Mike, do you want to go first? Mike O’Hare: Yes. I’ll go first. Thanks, Kane. I get what you’re asking. Often people leave and a project sort of slightly dies. I don’t think that’s going to happen to the technology work we’ve done here. And the reason what I’m confident on that is the way we’re mining the particular cap-turner [ph] high-grade pillar with reef boring, it is the only way to get to that reef safely, there is no other way. And given the grade we have in there, it’s certainly a high-value proposition. So the nucleus of the project there will definitely continue. I think it’s up to the team, and we have a fairly significant team on the ground now, to demonstrate that they can drill the holes in the time period per hole that we’ve given them. And there’s no reason why they shouldn’t do that because 25% of the machines are currently there. Then the next step would be to ensure we can do this every day of the year. And that really depends on negotiations with the government and the unions. And there’s nothing in either of those negotiations so far that show us that that can’t be done. So I’m confident that the team’s in place. I know Chris well and this is one of Chris’s passions. So if it deserves to succeed, it will.
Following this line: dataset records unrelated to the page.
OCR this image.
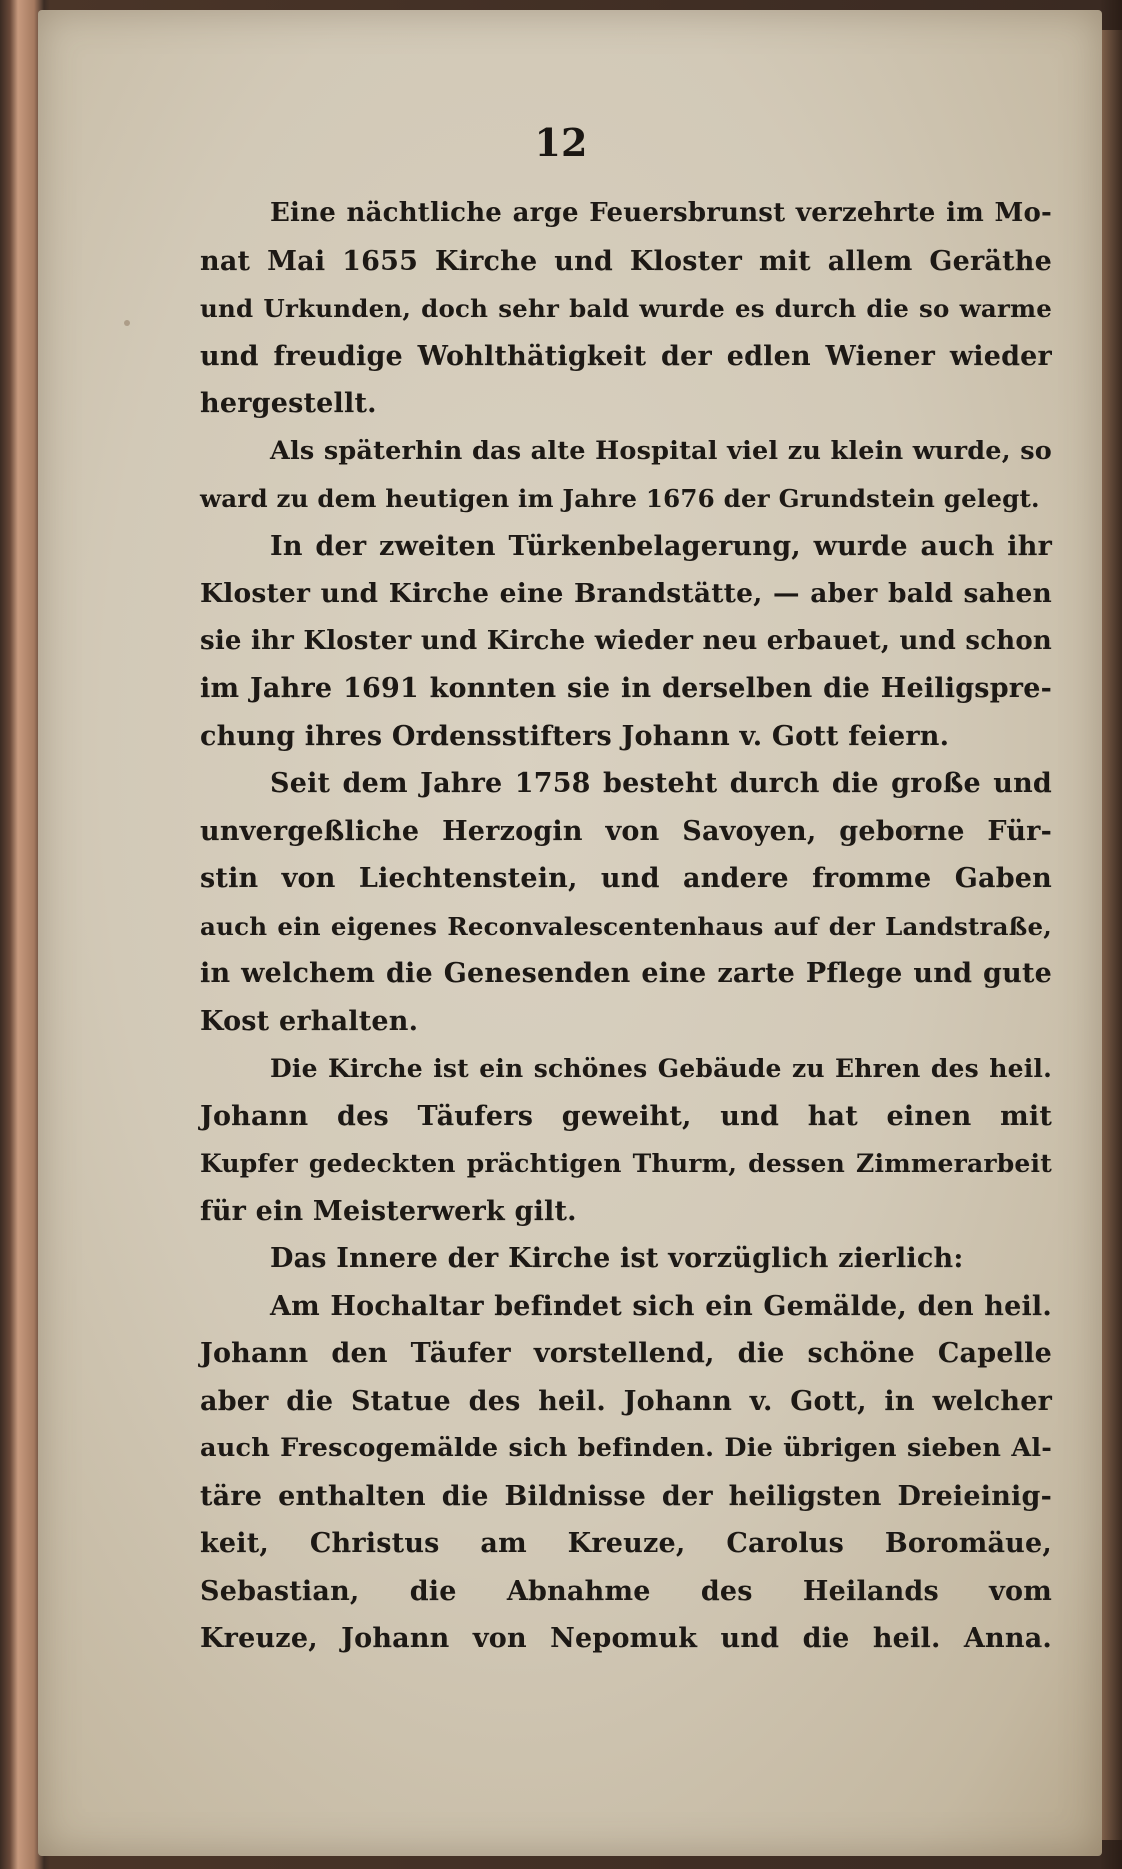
12
Eine nächtliche arge Feuersbrunst verzehrte im Mo-
nat Mai 1655 Kirche und Kloster mit allem Geräthe
und Urkunden, doch sehr bald wurde es durch die so warme
und freudige Wohlthätigkeit der edlen Wiener wieder
hergestellt.
Als späterhin das alte Hospital viel zu klein wurde, so
ward zu dem heutigen im Jahre 1676 der Grundstein gelegt.
In der zweiten Türkenbelagerung, wurde auch ihr
Kloster und Kirche eine Brandstätte, — aber bald sahen
sie ihr Kloster und Kirche wieder neu erbauet, und schon
im Jahre 1691 konnten sie in derselben die Heiligspre-
chung ihres Ordensstifters Johann v. Gott feiern.
Seit dem Jahre 1758 besteht durch die große und
unvergeßliche Herzogin von Savoyen, geborne Für-
stin von Liechtenstein, und andere fromme Gaben
auch ein eigenes Reconvalescentenhaus auf der Landstraße,
in welchem die Genesenden eine zarte Pflege und gute
Kost erhalten.
Die Kirche ist ein schönes Gebäude zu Ehren des heil.
Johann des Täufers geweiht, und hat einen mit
Kupfer gedeckten prächtigen Thurm, dessen Zimmerarbeit
für ein Meisterwerk gilt.
Das Innere der Kirche ist vorzüglich zierlich:
Am Hochaltar befindet sich ein Gemälde, den heil.
Johann den Täufer vorstellend, die schöne Capelle
aber die Statue des heil. Johann v. Gott, in welcher
auch Frescogemälde sich befinden. Die übrigen sieben Al-
täre enthalten die Bildnisse der heiligsten Dreieinig-
keit, Christus am Kreuze, Carolus Boromäue,
Sebastian, die Abnahme des Heilands vom
Kreuze, Johann von Nepomuk und die heil. Anna.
Srinivasan Venkatakrishnan

Analyst · UBS. Please go ahead

Yes. Thanks, Mike. And certainly if I can reaffirm, in terms of succession, in terms of reef boring technology, absolutely aligned. The team is still in place, and based on all of our discussions with Chris Sheppard, certainly he’s excited about what this can actually achieve in terms of South African production going forward. In terms of your second question on CC&V, Kane, as I said, we’re keeping all options open and we’re going to be driven by value considerations. There’s nothing more I can say at this stage.

Kane Slutzkin

Analyst · UBS. Please go ahead

All right. Thanks, guys. All the best, Mike. Mike O’Hare: Thanks, Kane.

Operator

Operator

[Operator Instructions] Our next question comes from Andrew Byrne of Barclays. Please go ahead.

Andrew Byrne

Analyst · Barclays. Please go ahead

Hi. Good afternoon, guys. Just more an opportunity for you really just to give us a bit more color on 2Q. Obviously your cost guidance is for increases. We’ve had a great performance from the international portfolio in 1Q. Could you just talk if there’s any particular items that we should really bear in mind when modeling 2Q?

Srinivasan Venkatakrishnan

Analyst · Barclays. Please go ahead

I’ll pick it up, if you want, Andrew, first, and then my colleagues can come in. Really in terms of modeling, South Africa had quite a bad quarter in Q1. So we are anticipating a steady ramp up which actually comes through into Q2. It’s not get - it doesn’t get to the level we want, notably at Mponeng. But we’re expecting the impact of the safety stoppages to be lower. So certainly better than Q1, but not where we want it to be. That’s in terms of South Africa to bear in mind. On the cost side, you’ve also got to bear in mind that the winter power tariff kicks in. And there are more months of winter power tariff that actually kicks in Q2 than Q3. So that’s also been factored in. And I’m not sure if Ron or Graham or Mike want to cover any specific operations where there are movements at this stage. But typically, Andrew, we don’t guide quarterly individual mine-by-mine performance. It’s generally taken care of in our outlook. Dylan?

Operator

Operator

Ladies and gentlemen, we have no further questions. Stewart, do you have any closing comments?

Stewart Bailey

Analyst

No, nothing further from me. I think thanks to all of you, for making the time. And we look forward to hosting you again in three months. Thank you.